Kadınların maruz bırakıldıkları şiddet sonucunda gösterdikleri psikolojik belirtiler arasında depresyon, duygusal sıkıntı, uyku ve yeme bozuklukları, kendine zarar verme veya intihar girişimleri, alkol veya uyuşturucu bağımlılığı sorunları; fiziksel belirtiler arasında sakatlanma, morluk ve yaralanmalar, düşük ve benzeri gebelik komplikasyonları, baş ağrısı, kas ağrı ve sızıları gibi kronik sıkıntılar, cinsel yolla aktarılan enfeksiyonlar ve diğer jinekolojik sorunlar bulunuyor.
“Şiddetin Kadın Sağlığına Etkileri” Bilgi Notundan Satır Başları
● Vücutta darp izi olmasın diye kafa bölgesine darp uygulanan vakalarda, kadınlar kolluk kuvvetlerine başvurduklarında “Vücudunda darp izi yok, neden rapor istiyorsun?” gibi sorgulayıcı ifadelerle ve hizmet vermeye karşı dirençle karşılaşıyor.
- Kadınlar gebeliği önleyici yöntemlere dair en temel bilgilere dahi ulaşamıyor, CSÜS hizmetlerinden yararlanamamaları bir şiddet biçimine dönüşüyor.
- Kadınlar kocaları tarafından uygulanan şiddetin sonucunda ortaya çıkan istenmeyen gebeliği sonlandıramıyorlar çünkü bu durumda dahi kadınlardan koca izni isteniyor. Kadınlar ya kürtaj yaptıramıyorlar ya da bu işlemi sağlıksız koşullarda gizlice yaptırmak zorunda kalıyorlar.
- Engelli kadınların maaşlarına el konularak, dışarı çıkmaları kısıtlanıyor, istekte bulunduklarında suçlu hissettirilerek şiddete maruz kalıyorlar.
- Mülteci kadınlar, CSÜS haklarına ve diğer sağlık hizmetlerine erişemiyorlar. Kürtaj olmak istediklerinde evlilik cüzdanı fotokopisi talep ediliyor ancak Suriye’deki dini nikaha ait resmi belge olmadığı için bu hizmeti alamıyorlar.
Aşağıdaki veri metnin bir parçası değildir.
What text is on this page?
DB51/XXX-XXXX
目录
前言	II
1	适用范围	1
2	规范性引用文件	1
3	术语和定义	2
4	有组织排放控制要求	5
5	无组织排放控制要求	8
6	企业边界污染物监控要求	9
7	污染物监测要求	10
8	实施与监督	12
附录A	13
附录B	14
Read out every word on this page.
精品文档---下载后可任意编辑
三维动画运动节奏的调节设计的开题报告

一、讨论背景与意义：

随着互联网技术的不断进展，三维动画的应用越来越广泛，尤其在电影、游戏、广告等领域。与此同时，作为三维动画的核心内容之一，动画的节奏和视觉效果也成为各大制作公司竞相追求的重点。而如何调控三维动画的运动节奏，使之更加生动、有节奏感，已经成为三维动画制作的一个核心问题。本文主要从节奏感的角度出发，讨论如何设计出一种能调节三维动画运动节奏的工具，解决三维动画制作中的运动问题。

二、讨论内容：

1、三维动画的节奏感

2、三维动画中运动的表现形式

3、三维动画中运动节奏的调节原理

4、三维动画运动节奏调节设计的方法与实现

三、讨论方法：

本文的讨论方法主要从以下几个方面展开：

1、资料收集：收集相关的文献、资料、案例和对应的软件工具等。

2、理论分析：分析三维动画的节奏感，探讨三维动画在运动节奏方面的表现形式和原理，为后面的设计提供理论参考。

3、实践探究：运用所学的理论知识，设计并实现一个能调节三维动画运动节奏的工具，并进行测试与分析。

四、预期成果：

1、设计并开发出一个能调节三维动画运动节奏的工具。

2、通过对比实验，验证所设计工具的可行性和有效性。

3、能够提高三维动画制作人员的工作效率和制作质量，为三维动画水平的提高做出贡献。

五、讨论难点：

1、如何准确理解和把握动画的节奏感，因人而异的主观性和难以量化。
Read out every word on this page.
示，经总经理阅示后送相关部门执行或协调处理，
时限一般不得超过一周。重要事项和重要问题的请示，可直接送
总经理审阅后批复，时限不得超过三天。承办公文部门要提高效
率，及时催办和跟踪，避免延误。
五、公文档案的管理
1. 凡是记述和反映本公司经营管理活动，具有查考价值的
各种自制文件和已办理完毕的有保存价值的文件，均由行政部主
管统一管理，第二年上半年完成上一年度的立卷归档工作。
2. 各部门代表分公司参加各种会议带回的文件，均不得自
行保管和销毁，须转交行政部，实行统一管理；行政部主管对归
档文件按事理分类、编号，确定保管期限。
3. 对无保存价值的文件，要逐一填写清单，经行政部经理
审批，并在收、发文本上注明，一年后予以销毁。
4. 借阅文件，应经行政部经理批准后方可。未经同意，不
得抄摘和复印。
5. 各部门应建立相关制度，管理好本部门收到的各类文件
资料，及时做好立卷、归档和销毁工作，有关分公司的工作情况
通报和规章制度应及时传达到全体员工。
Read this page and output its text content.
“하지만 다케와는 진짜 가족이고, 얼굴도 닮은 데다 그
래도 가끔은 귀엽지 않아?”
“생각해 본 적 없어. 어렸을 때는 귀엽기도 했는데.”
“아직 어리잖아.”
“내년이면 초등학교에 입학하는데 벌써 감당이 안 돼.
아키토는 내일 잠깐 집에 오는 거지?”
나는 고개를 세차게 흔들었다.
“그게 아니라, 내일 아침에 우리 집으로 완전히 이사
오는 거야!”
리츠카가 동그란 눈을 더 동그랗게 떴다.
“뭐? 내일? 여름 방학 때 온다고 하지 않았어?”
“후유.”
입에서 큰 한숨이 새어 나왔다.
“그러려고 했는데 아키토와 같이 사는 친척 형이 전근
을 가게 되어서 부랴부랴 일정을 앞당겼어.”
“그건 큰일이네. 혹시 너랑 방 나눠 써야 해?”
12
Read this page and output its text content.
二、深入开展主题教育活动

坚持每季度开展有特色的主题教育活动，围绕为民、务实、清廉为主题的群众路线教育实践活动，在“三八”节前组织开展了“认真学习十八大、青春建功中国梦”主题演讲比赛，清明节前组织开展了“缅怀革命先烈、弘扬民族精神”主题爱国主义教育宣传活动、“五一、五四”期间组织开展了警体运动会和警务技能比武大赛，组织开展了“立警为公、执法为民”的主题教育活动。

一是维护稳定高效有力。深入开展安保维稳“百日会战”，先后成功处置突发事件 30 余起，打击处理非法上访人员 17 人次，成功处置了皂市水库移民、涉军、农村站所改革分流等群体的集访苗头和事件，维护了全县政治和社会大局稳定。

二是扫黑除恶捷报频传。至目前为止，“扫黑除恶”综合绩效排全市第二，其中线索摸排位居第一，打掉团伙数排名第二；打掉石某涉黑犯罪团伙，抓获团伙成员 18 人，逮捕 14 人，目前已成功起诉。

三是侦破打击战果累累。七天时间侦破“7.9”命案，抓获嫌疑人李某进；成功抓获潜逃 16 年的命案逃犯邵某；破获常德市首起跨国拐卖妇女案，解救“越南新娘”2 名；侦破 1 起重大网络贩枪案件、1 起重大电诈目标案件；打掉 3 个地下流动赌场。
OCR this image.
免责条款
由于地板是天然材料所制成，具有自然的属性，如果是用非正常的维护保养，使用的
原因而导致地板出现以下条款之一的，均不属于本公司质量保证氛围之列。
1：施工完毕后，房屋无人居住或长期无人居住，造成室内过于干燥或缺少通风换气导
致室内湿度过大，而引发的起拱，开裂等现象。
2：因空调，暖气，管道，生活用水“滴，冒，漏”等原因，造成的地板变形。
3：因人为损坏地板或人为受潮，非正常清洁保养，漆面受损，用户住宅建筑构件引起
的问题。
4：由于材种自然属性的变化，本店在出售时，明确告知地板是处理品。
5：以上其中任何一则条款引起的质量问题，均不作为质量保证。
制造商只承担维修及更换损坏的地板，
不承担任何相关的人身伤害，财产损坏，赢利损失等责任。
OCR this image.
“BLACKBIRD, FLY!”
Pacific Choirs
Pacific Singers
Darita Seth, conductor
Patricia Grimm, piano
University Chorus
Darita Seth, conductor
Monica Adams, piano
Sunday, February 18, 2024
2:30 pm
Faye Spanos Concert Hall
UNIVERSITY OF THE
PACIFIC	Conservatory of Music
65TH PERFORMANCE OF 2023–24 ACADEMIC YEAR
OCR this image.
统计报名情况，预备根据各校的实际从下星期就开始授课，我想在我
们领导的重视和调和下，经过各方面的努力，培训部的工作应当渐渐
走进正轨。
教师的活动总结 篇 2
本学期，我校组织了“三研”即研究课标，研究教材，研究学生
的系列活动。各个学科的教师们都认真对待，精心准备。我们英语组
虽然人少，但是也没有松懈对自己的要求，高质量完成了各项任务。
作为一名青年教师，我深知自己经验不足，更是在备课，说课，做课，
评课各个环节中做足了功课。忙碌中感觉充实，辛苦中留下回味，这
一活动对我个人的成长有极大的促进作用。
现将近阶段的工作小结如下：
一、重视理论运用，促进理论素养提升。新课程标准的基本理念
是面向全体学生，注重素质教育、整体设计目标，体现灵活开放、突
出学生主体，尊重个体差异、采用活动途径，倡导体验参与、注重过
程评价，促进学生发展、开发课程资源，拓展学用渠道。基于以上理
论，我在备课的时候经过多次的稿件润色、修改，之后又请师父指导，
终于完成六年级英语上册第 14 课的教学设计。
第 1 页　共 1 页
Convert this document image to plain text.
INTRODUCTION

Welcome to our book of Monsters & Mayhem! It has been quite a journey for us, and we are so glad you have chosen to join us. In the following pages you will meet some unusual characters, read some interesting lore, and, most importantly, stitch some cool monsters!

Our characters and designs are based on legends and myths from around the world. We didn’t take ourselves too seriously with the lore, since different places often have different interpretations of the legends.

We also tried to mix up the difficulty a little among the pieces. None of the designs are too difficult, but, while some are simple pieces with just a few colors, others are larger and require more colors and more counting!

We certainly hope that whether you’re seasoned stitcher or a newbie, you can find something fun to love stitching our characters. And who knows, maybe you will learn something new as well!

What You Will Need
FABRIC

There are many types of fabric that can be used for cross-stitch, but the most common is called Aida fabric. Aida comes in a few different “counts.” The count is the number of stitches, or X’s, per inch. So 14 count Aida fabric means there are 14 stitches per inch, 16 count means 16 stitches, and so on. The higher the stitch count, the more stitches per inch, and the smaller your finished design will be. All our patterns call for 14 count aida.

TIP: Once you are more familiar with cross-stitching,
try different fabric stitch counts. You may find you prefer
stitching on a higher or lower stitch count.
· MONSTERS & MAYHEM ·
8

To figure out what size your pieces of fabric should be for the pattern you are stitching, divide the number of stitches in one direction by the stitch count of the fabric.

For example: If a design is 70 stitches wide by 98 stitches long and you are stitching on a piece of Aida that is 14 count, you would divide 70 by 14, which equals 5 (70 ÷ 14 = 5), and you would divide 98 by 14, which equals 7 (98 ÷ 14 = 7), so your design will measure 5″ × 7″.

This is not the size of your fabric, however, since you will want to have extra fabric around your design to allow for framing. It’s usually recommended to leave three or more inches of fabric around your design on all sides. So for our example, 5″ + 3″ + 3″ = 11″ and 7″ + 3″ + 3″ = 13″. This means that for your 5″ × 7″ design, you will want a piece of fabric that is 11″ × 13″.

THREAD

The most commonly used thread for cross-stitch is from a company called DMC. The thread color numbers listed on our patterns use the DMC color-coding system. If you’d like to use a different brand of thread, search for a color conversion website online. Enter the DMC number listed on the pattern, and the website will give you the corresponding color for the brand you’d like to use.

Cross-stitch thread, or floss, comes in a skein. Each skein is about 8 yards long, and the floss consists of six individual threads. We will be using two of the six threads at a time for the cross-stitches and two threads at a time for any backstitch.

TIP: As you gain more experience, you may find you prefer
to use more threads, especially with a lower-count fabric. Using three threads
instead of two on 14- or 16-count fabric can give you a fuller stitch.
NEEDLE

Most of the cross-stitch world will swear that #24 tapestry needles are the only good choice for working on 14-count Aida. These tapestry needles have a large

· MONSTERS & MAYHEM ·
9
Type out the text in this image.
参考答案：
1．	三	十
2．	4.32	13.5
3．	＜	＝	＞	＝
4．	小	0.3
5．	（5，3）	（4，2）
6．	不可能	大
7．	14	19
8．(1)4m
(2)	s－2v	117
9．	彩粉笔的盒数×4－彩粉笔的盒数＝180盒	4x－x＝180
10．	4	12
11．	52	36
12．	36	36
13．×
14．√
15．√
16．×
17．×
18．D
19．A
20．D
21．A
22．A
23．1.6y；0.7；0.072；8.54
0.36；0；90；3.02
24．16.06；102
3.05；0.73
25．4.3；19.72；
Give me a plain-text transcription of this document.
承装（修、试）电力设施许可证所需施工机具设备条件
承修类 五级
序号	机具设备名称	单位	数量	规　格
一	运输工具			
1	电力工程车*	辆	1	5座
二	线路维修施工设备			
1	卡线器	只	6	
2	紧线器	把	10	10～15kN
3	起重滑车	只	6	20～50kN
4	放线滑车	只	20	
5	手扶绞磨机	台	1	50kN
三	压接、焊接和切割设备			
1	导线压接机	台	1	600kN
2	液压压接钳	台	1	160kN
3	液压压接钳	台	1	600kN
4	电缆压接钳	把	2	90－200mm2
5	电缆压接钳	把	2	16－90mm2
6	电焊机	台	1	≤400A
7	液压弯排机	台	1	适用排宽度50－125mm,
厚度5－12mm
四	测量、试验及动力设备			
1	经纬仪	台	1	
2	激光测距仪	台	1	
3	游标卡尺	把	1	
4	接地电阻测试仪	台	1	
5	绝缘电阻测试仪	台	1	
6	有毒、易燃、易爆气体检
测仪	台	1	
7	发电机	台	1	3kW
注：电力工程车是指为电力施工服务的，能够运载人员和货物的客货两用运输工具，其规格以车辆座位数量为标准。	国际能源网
- Seks işçiliği yapan trans kadınlar özel hastanelerin ve devlet hastanelerinin enfeksiyon bölümlerine veya test merkezlerine gittiklerinde ayrımcı tutumlarla karşılaşabiliyorlar.
CİSU Hakkında
CİSÜ Platformu, cinsel haklar ve üreme haklarının temel insan hakları kapsamına girdiği kabulüyle; cinsel sağlık ve üreme sağlığı haklarına ve hizmetlerine hiçbir ayrımcılık olmadan erişimi desteklemek üzere çalışan; ulusal ve yerel sivil toplum örgütleri, akademik kurumlar, meslek örgütleri ve akademisyenlerin bir araya gelerek bireyin özel hayatında ve kamusal alanda ortak savunuculuk çalışmaları gerçekleştirilmesini sağlamayı amaçlamaktadır. CİSÜ Platformu 2013-2018 yılları arasında Kahire +20 ve Sürdürülebilir Kalkınma Hedefleri Platformu adıyla çalışma yürütmüştür. Avrupa Birliği (AB) Türkiye Delegasyonu tarafından yürütülen Sivil Toplum Ağlar ve Platformlar Destekleme Programı tarafından desteklenen “Türkiye’de Üreme Hakları ve Sağlığı Platformunun Güçlendirilmesi” projesi kapsamında 2020 yılı şubat ayı itibariyle Platform çalışmaları yeniden aktive olmuştur. Platform cinsel sağlık ve üreme sağlığı, aile planlaması, kadın sağlığı, halk sağlığı, toplumsal cinsiyet eşitliği, cinsel yönelim ve cinsiyet kimliği, cinsel yolla bulaşan enfeksiyonlar, engellilik, sığınmacı ve mülteciler, gençlik ve hukuk alanında çalışmakta olan sivil toplum kuruluşları ve bireysel üyelerden oluşmaktadır.